Just have fun and don't rush.


----------



## Zilant raijin (Sep 12, 2019)

RafflesHolmes said:


> Here's what I recommend.
> 
> Think of what you like.
> Think of your characteristics
> ...


Love the art


----------



## Existenceinanutshell (Sep 12, 2019)

Zilant raijin said:


> Love the art



Thanks, my unofficially adopted big sister did this. I commissioned her to do this and since she usually understands my ideas better than most people. She was a person I could trust with this design. I just give her details and she knows exactly what I'm talking about even when others don't.

When I was working on a cancelled project called "Dead Hearts" when I was apart of the MLP fandom she drew this for me as well.

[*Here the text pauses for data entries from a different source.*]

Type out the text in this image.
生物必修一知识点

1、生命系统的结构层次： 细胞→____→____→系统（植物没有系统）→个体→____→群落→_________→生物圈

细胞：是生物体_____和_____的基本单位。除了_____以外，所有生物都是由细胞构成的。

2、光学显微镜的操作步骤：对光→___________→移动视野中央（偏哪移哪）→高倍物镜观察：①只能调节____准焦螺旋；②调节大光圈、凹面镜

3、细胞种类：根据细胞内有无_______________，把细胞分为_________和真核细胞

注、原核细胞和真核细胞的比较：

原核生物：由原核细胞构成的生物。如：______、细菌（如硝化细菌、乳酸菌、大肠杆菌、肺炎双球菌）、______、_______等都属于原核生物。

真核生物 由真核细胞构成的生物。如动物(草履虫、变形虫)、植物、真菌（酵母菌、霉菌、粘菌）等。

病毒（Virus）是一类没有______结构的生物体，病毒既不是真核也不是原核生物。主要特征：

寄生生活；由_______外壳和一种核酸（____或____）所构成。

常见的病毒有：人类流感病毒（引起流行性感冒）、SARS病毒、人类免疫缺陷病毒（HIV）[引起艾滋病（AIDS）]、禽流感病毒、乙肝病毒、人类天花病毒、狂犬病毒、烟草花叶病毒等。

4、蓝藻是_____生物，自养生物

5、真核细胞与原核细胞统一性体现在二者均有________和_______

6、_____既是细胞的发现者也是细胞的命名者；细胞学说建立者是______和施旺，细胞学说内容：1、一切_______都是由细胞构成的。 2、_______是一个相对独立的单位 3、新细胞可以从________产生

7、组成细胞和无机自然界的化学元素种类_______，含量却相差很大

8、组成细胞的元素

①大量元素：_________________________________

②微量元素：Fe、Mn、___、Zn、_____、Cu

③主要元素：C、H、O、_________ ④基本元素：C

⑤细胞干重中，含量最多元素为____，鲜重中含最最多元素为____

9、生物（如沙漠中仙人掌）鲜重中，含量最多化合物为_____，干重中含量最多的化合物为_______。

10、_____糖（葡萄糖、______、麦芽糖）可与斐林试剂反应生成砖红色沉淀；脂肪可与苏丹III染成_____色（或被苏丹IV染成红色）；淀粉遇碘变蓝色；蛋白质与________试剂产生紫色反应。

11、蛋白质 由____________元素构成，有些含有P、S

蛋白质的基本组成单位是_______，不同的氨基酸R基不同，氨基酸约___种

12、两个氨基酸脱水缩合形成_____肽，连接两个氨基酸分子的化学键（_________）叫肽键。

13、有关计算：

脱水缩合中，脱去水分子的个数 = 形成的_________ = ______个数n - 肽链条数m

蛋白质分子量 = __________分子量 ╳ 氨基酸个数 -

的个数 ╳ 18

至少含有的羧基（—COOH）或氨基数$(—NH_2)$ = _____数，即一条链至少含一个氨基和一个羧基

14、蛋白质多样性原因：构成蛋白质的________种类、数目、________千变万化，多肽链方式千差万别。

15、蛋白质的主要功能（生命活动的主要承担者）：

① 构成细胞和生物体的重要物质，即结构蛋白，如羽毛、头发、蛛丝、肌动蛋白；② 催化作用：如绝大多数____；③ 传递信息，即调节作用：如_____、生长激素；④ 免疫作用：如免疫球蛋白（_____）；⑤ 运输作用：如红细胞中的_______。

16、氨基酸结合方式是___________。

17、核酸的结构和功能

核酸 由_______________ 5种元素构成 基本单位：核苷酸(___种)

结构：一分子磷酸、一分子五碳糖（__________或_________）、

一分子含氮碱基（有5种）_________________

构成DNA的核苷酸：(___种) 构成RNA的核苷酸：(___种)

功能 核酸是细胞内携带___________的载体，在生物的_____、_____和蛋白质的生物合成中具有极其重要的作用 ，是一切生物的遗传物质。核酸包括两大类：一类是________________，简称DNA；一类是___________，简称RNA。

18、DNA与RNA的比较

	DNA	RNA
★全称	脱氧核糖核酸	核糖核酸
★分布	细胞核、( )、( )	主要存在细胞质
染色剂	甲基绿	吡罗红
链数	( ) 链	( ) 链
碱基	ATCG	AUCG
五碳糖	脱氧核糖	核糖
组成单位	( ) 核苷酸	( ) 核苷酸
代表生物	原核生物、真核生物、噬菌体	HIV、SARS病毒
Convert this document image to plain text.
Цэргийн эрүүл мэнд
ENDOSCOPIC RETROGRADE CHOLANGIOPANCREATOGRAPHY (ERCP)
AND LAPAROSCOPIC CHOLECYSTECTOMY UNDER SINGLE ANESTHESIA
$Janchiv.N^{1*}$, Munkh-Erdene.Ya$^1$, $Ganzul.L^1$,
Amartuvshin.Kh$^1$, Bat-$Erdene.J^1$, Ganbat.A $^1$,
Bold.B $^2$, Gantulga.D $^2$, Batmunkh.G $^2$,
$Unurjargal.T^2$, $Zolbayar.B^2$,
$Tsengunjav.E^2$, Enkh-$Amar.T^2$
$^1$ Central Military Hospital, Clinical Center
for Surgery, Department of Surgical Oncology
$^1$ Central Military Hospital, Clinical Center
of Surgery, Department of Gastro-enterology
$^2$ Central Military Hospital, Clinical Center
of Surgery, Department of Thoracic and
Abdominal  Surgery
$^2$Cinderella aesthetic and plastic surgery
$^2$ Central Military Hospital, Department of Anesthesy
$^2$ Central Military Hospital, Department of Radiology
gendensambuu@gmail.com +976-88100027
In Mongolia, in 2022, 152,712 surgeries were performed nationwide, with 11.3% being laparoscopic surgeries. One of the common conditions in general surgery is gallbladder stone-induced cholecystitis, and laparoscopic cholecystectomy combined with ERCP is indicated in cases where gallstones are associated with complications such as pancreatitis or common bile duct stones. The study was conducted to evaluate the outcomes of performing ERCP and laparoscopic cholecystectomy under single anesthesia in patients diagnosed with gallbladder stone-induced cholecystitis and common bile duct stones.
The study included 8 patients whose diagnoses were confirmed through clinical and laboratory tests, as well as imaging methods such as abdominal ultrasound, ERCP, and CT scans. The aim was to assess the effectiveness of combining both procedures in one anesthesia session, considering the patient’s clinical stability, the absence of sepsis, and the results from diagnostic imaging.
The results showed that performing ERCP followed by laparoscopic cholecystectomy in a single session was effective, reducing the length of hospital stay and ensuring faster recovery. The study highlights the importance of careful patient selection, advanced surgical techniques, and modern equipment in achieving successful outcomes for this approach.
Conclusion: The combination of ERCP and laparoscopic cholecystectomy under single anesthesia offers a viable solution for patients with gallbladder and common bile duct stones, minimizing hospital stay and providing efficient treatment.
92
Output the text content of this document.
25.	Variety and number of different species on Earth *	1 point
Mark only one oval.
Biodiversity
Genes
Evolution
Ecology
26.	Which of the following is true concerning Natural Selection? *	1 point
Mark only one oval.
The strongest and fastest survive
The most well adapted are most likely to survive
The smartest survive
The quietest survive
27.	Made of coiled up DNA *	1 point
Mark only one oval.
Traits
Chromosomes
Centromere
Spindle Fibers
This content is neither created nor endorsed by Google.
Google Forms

Because she knows what I am talking. She just agrees my grammar and the way I word things need some work,


----------



## Zilant raijin (Sep 12, 2019)

RafflesHolmes said:


> Thanks, my unofficially adopted big sister did this. I commissioned her to do this and since she usually understands my ideas better than most people. She was a person I could trust with this design. I just give her details and she knows exactly what I'm talking about even when others don't.
> 
> When I was working on a cancelled project called "Dead Hearts" when I was apart of the MLP fandom she drew this for me as well.
> 
> ...


Love her work, also i was wondering if you could help me by explaining how to put pictures on a post because im having a small issue with uploading a file. P.s. I am fairly new so thats why i am having small issues.


----------



## Existenceinanutshell (Sep 12, 2019)

Zilant raijin said:


> Love her work, also i was wondering if you could help me by explaining how to put pictures on a post because im having a small issue with uploading a file. P.s. I am fairly new so thats why i am having small issues.



It's okay. I understand always happy to help owo

Just right click on any given picture and press "copy image" next go the the text box and just paste it there


----------



## Zilant raijin (Sep 12, 2019)

Thanks


----------



## Zilant raijin (Sep 12, 2019)




----------



## Zilant raijin (Sep 12, 2019)

Zilant raijin said:


> View attachment 70825


This is one of my art pieces


----------



## Existenceinanutshell (Sep 12, 2019)

Zilant raijin said:


> Thanks



No problem happy to please and you have amazing skills at drawing.


----------